This:

typedef union {
    struct {
        unsigned sign     : 1;
        unsigned exponent :11;
        U64      mantissa :52;
    };
    double d;
    U64 u;
} DFields;
[download]

Should be this:

typedef union {
    struct {
        U64 sign     : 1;
        U64 exponent :11;
        U64 mantissa :52;
    };
    double d;
    U64 u;
} DFields;
[download]

Turns out that unless all the bit fields are defined to be of the same unsigned type, they will not be mapped to the same unit of memory.

I originally had them all defined as just unsigned; but the compiler complained that the mantissa was too large for a 32-bit uint. So, I switch it to U64 and it compiled.

The problem is that produces a struct that occupies more than 64-bits. The first two bitfields are merged into a U32, but because the third is a different underlying type, it gets mapped to a different chunk of uninitialised memory. Hence, the apparently random nature of the output.

Making all three fields the same type means they get amalgamated into a single 64-bit piece of ram. (But it took some searching to locate this rather arcane piece of knowledge.)

Hmm, interesting.

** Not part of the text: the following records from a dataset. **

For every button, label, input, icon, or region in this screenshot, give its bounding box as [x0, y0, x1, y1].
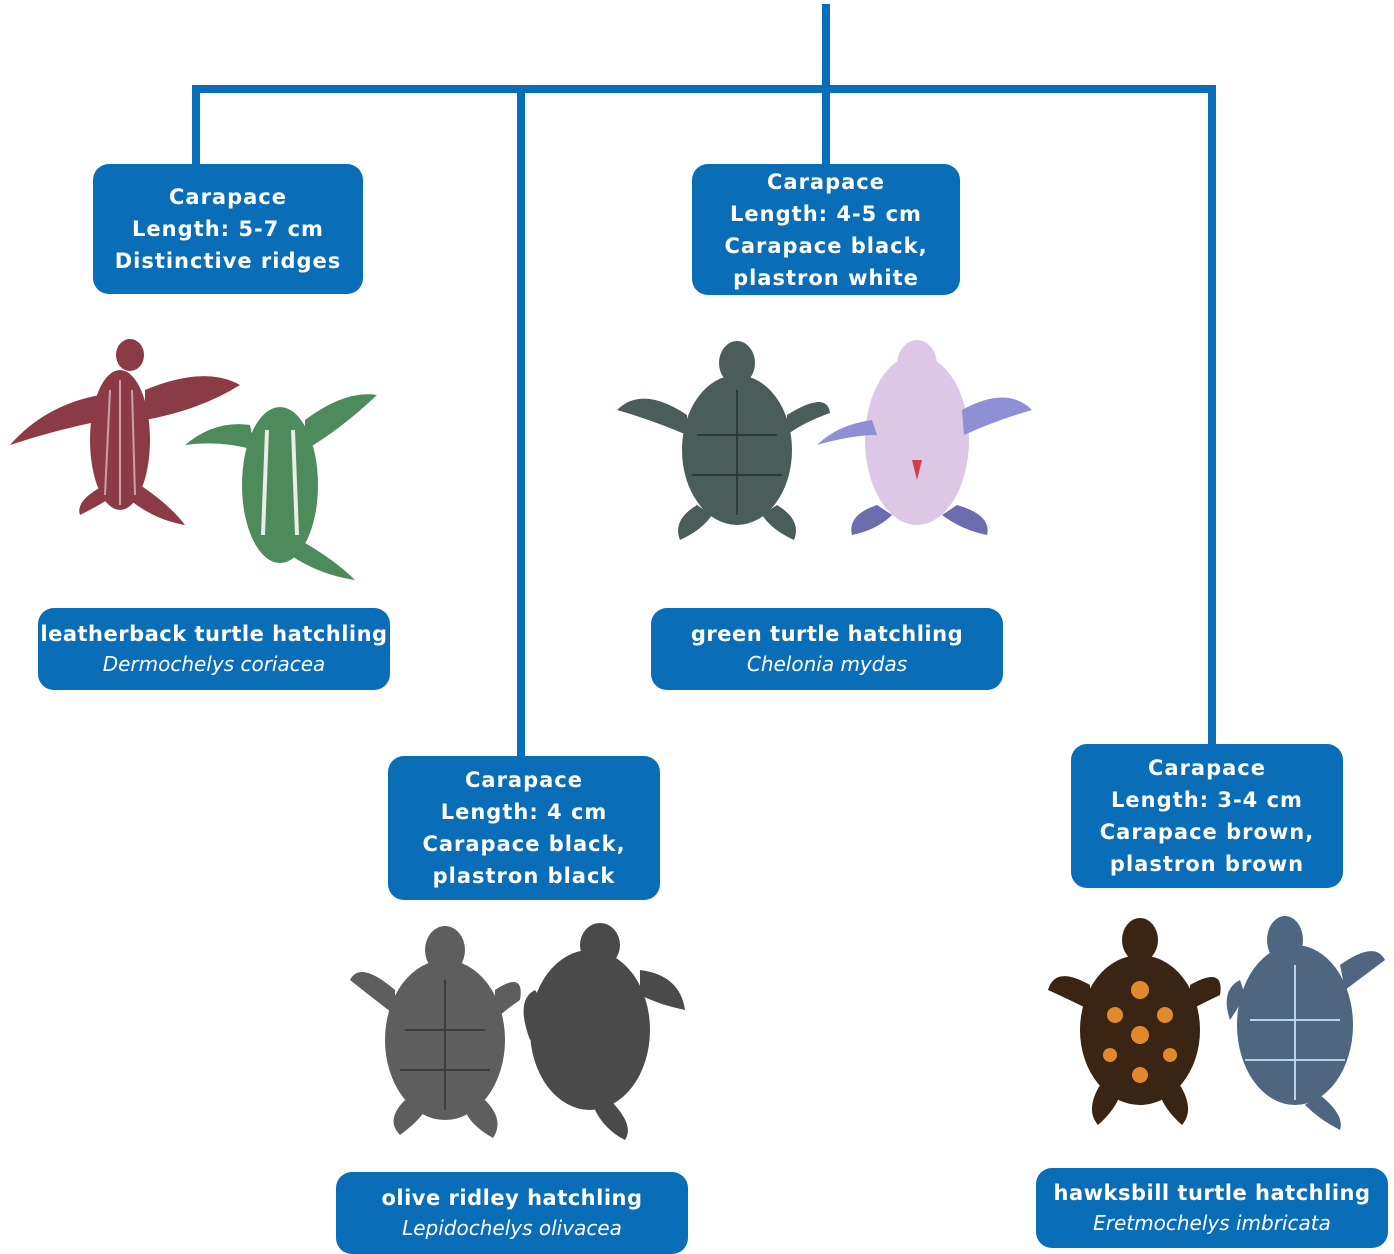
olive-ridley-turtle-left [350, 926, 521, 1138]
leatherback-hatchling-photo [10, 339, 377, 580]
species-label-leatherback: leatherback turtle hatchling Dermochelys… [38, 608, 390, 690]
green-hatchling-photo [617, 340, 1032, 540]
olive-ridley-hatchling-photo [350, 923, 685, 1140]
green-dorsal-turtle [617, 341, 830, 540]
carapace-color: Carapace black, [422, 832, 626, 856]
scientific-name: Eretmochelys imbricata [1093, 1211, 1331, 1235]
species-label-green: green turtle hatchling Chelonia mydas [651, 608, 1003, 690]
species-label-olive-ridley: olive ridley hatchling Lepidochelys oliv… [336, 1172, 688, 1254]
scientific-name: Lepidochelys olivacea [402, 1216, 622, 1240]
common-name: leatherback turtle hatchling [40, 622, 388, 646]
carapace-box-hawksbill: Carapace Length: 3-4 cm Carapace brown, … [1071, 744, 1343, 888]
common-name: hawksbill turtle hatchling [1053, 1181, 1371, 1205]
carapace-length: Length: 4 cm [440, 800, 608, 824]
plastron-color: plastron white [733, 265, 919, 290]
scientific-name: Dermochelys coriacea [102, 652, 326, 676]
carapace-title: Carapace [1147, 756, 1266, 780]
carapace-title: Carapace [168, 185, 287, 209]
carapace-color: Carapace black, [724, 233, 928, 258]
carapace-feature: Distinctive ridges [114, 249, 342, 273]
carapace-box-leatherback: Carapace Length: 5-7 cm Distinctive ridg… [93, 164, 363, 294]
carapace-length: Length: 3-4 cm [1111, 788, 1303, 812]
green-ventral-turtle [817, 340, 1032, 535]
species-label-hawksbill: hawksbill turtle hatchling Eretmochelys … [1036, 1168, 1388, 1248]
carapace-title: Carapace [766, 169, 885, 194]
leatherback-ventral-turtle [185, 394, 377, 580]
plastron-color: plastron black [432, 864, 616, 888]
carapace-box-green: Carapace Length: 4-5 cm Carapace black, … [692, 164, 960, 295]
carapace-box-olive-ridley: Carapace Length: 4 cm Carapace black, pl… [388, 756, 660, 900]
common-name: green turtle hatchling [690, 622, 964, 646]
hawksbill-dorsal-turtle [1048, 918, 1221, 1125]
common-name: olive ridley hatchling [381, 1186, 643, 1210]
carapace-length: Length: 4-5 cm [730, 201, 922, 226]
hawksbill-hatchling-photo [1048, 916, 1385, 1130]
carapace-color: Carapace brown, [1099, 820, 1315, 844]
plastron-color: plastron brown [1109, 852, 1305, 876]
olive-ridley-turtle-right [523, 923, 685, 1140]
carapace-length: Length: 5-7 cm [132, 217, 324, 241]
scientific-name: Chelonia mydas [746, 652, 908, 676]
hawksbill-ventral-turtle [1226, 916, 1385, 1130]
carapace-title: Carapace [464, 768, 583, 792]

I also would have thought that in a union-type, all variables start at offset zero.

I thought i have seen it used something like this (pseudo-code, my C coding days are mostly over so i'm not really sure how this is all supposed to look): Image you want to have different IP records in memory, say,

typedef struct {
    uint32 type;
    char ip[4];
} ipv4;

typedef struct {
    uint32 type;
    char ip[16];
} ipv6;
[download]

Then you would be able to have an union type of both and access the first field ("type") to cast the variable to the the correct typedef?

As said, my C coding days are mostly over. But since i have some XS work coming up, i might as well start to think about such problems right now :-)

"For me, programming in Perl is like my cooking. The result may not always taste nice, but it's quick, painless and it get's food on the table."